The investigator should ensure that persons or parties to whom the investigator has delegated trial-related activities are appropriately qualified and are adequately informed about relevant aspects of the protocol, the investigational product(s) and their assigned trial activities (including activities conducted by staff provided by other parties in accordance with local regulatory requirements). Trial-related training may include relevant aspects of GCP, protocol or trial-specific procedures (e.g., workflows, plans, manuals, SOPs etc.). Refer to your relevant Institutional Review Board (IRB) for the minimum training requirements for the investigator site staff. Training documentation (e.g., training logs, certificates) should be maintained in the Investigator Site File accordingly.

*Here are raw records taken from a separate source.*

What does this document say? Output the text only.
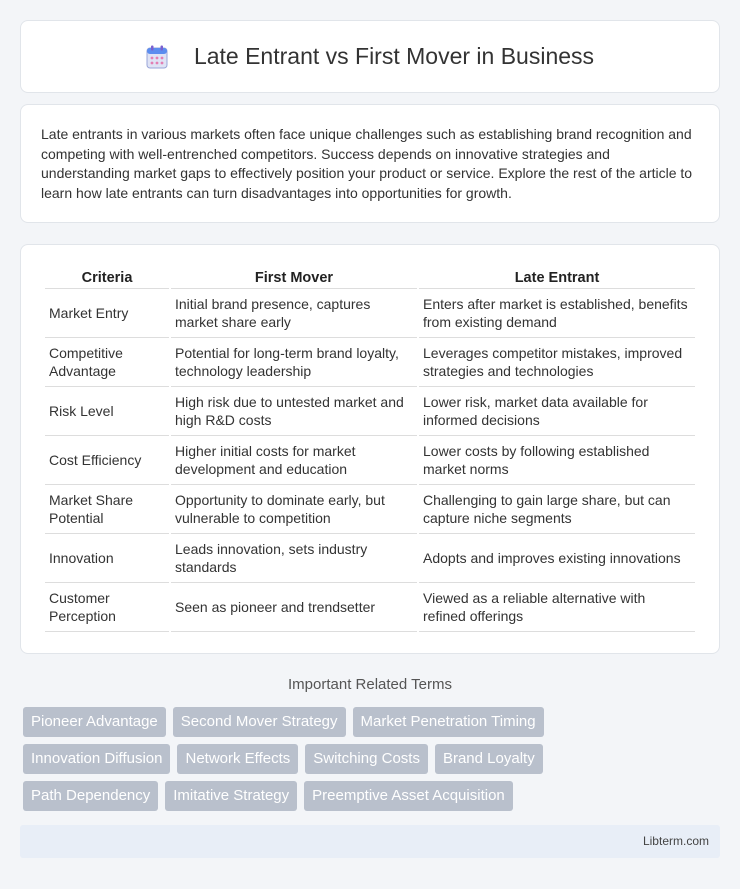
Late Entrant vs First Mover in Business

Late entrants in various markets often face unique challenges such as establishing brand recognition and competing with well-entrenched competitors. Success depends on innovative strategies and understanding market gaps to effectively position your product or service. Explore the rest of the article to learn how late entrants can turn disadvantages into opportunities for growth.

Criteria	First Mover	Late Entrant
Market Entry	Initial brand presence, captures market share early	Enters after market is established, benefits from existing demand
Competitive Advantage	Potential for long-term brand loyalty, technology leadership	Leverages competitor mistakes, improved strategies and technologies
Risk Level	High risk due to untested market and high R&D costs	Lower risk, market data available for informed decisions
Cost Efficiency	Higher initial costs for market development and education	Lower costs by following established market norms
Market Share Potential	Opportunity to dominate early, but vulnerable to competition	Challenging to gain large share, but can capture niche segments
Innovation	Leads innovation, sets industry standards	Adopts and improves existing innovations
Customer Perception	Seen as pioneer and trendsetter	Viewed as a reliable alternative with refined offerings
Important Related Terms
Pioneer Advantage	Second Mover Strategy	Market Penetration Timing
Innovation Diffusion	Network Effects	Switching Costs	Brand Loyalty
Path Dependency	Imitative Strategy	Preemptive Asset Acquisition
Libterm.com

• Trial-related training to persons assisting in the trial should correspond to what is necessary to enable them to fulfil their delegated trial activities that go beyond their usual training and experience. For example, pharmacists involved in IP management of an unregistered product should be trained on IP management, but may not require trial-related training if they are involved in IP management of a registered product used as part of clinical practice
• In situations where large teams (e.g., radiologists, nurses, pharmacy technicians) are involved in conducting significant trial-related activities, a proportionate, risk-based approach may be considered for delegation and training. For example, if the trial-related activity is performed in accordance with the protocol, the PI may delegate a staff of supervisory position (e.g., head of department, nurse manager or pharmacist) to be part of the investigator site team. The PI should ensure that the investigator site staff in the supervisory position completes the required trial-related training and the investigator site staff under their care are similarly trained. Training documentation should be maintained accordingly.

Change of PI

For ongoing or suspended trials, an amendment application for change of PI must be submitted to us and the IRB prior to implementing the change.

As the PI should have sufficient time to properly conduct and maintain oversight of the clinical trial, we recommend a change of PI if the PI is away on extended leave for more than four months.

It would be recommended to specify an end date for all investigator site staff on the current Delegation Log, and complete a new Delegation Log for all investigator site staff to be delegated by the new PI. The superseded Delegation Log should be retained on file.